ID Purveyors to Meet with Deployers – Object: Single Sign-on

Tired of remembering a daunting list of passwords and user names for virtually everything you do? IT administrators are, too. But the problem lies in more than just one identity system – it’s partly that there are multiple ID systems that need to interoperate.

At a meeting later this month, the Concordia Project, an initiative aimed at enabling interoperability between competing identity metasystems, is preparing to host real-world scenario presentations by several large customers.

Concordia’s September 26 meeting will be a follow on to the forum’s June 26 meeting, where a small group of very large IT customers talked directly to the purveyors of ID metasystems, including Microsoft’s CardSpace, Liberty Alliance, and OpenID, who were in attendance.

Whereas GM, Boeing, and the provincial government of British Columbia, Canada were among the presenters in June, this month’s meeting will feature user case presentations from Chevron, the InCommon Federation and the State Services Commission of the New Zealand government, according to a statement from the Concordia Project.

The Concordia Project was first announced in February at RSA 2007, and the group has held three meetings since then, most recently in June. Like the last meeting, this one will be held in San Francisco, and the venue for the gathering this time will be the Digital ID World 2007 conference.

Key to the process is getting customers to describe their interoperability needs directly to the purveyors of the identity metasystems in an open forum.

“[The meetings are about] getting the actual end users out in front, bringing more focus on what’s important for interoperability,” Gerry Gebel, vice president and service director for Identity and Privacy Strategies at researcher Burton Group, told Internetnews.com “It injects the end-user perspective into the process,” he added.

The idea of federation among ID metasystems is not new. Achieving so-called single sign-on across metasystems, however, has been elusive and often adversarial through the years. And while progress has been slow for Concordia so far, the initiative is less than a year old, Gebel points out.

One of the reasons the Concordia Project may succeed is due to the project’s informality.

“The participants don’t have to review a membership agreement [meaning] you don’t have to send it to the lawyers six months in advance [which] really lowers the barrier to participation,” Gebel added.

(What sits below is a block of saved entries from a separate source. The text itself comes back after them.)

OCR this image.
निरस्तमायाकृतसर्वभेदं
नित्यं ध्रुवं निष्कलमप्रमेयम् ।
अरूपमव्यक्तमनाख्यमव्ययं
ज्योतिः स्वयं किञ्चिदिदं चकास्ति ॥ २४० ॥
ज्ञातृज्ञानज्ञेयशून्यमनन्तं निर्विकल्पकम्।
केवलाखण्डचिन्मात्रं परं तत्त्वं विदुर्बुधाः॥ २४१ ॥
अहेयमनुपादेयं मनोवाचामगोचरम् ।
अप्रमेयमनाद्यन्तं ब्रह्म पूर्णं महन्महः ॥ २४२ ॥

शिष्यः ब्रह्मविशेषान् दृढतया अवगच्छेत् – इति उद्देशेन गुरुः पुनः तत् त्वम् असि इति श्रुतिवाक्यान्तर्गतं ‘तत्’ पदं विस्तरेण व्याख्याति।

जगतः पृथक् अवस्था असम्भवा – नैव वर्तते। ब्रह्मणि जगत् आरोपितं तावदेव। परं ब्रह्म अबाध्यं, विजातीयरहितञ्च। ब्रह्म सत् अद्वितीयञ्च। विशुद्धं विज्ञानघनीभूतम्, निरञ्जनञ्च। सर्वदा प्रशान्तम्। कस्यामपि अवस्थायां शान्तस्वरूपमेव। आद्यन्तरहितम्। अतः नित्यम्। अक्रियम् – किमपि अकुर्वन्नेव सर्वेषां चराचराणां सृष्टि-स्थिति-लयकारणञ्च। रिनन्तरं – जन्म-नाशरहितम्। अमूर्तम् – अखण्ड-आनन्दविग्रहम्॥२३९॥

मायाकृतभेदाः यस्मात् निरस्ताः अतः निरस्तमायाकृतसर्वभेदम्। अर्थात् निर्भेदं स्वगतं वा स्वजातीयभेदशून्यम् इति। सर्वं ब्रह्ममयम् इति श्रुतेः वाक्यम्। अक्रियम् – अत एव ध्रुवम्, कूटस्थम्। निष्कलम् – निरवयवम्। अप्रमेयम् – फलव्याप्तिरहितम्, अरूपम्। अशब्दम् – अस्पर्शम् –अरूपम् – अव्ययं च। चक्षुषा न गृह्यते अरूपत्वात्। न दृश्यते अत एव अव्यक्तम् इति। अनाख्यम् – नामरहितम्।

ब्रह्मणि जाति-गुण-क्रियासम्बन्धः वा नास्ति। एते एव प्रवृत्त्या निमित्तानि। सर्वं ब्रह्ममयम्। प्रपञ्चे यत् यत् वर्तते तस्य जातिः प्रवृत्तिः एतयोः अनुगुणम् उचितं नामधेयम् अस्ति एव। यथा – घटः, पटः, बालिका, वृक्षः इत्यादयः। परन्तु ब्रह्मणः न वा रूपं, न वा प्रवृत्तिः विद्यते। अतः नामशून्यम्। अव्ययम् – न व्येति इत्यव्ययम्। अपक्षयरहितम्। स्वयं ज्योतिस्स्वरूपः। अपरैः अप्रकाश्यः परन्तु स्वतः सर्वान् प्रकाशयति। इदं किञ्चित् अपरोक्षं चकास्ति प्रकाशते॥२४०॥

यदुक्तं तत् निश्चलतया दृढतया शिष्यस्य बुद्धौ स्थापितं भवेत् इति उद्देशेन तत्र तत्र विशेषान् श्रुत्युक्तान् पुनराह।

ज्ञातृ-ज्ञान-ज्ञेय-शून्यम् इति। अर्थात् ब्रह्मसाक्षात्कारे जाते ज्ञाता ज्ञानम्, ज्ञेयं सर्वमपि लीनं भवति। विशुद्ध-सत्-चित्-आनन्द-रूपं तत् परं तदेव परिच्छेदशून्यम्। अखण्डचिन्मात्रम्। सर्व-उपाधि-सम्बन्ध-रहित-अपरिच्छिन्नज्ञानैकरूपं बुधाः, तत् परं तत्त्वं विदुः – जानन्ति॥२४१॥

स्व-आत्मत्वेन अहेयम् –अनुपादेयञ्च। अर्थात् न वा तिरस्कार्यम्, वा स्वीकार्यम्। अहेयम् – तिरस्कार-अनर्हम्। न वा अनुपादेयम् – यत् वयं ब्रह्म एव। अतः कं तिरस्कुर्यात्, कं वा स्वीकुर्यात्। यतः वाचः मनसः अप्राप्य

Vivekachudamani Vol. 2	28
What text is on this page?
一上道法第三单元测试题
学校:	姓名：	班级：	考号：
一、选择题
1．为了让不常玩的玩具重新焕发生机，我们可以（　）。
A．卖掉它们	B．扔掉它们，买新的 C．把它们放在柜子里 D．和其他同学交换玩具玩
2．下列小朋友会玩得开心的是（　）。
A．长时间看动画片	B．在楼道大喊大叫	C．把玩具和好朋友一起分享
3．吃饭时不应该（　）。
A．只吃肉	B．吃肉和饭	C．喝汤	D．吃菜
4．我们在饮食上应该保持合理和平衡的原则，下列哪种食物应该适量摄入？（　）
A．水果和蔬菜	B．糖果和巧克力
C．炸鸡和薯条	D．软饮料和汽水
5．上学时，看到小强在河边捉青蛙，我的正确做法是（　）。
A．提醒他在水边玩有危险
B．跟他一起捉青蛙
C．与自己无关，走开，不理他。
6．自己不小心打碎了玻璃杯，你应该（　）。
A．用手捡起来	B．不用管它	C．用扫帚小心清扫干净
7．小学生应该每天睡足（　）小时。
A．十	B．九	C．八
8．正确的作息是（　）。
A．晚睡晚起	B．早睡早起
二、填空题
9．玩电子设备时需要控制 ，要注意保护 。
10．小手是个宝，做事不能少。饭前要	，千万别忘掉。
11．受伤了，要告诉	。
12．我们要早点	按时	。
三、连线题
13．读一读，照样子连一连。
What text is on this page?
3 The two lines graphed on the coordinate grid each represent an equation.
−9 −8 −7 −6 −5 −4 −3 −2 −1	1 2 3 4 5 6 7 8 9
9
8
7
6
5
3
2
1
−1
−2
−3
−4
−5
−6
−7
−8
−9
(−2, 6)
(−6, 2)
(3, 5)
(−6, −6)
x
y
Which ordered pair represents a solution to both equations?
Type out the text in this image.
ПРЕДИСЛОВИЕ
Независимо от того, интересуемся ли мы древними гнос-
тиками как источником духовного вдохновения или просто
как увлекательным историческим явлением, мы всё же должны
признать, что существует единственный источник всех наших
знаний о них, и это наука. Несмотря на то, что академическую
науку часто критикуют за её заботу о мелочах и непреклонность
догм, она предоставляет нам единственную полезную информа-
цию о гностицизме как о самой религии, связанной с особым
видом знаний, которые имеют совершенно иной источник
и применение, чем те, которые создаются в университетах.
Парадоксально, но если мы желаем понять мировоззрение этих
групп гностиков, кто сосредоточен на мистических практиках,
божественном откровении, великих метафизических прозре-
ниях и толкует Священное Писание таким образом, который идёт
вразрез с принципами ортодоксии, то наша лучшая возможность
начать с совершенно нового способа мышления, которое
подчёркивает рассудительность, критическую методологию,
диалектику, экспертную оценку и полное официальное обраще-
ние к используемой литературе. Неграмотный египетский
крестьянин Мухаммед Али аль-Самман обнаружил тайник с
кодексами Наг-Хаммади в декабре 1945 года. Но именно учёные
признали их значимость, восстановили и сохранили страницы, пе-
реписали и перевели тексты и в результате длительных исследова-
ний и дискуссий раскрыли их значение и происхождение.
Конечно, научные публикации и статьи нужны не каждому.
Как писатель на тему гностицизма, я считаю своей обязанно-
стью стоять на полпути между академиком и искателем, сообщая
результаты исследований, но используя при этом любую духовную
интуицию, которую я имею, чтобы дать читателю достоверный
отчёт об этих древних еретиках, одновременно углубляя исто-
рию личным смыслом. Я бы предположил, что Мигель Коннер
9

Eve Maler, a community leader in the Concordia Project and a technology director at Sun Microsystems agrees.

Part of the problem is that IT metasystem purveyors have to voluntarily work together to meet users’ needs – this isn’t a standards body, after all. So hearing from deployers of the technologies and getting their ideas as to how best meet their interoperability needs is paramount.

“Multiple ID systems are going to be here for a long time and mixing these systems is very difficult,” Maler told Internetnews.com. “Concordia is an attempt to make a place where the various parties can come together,” she added.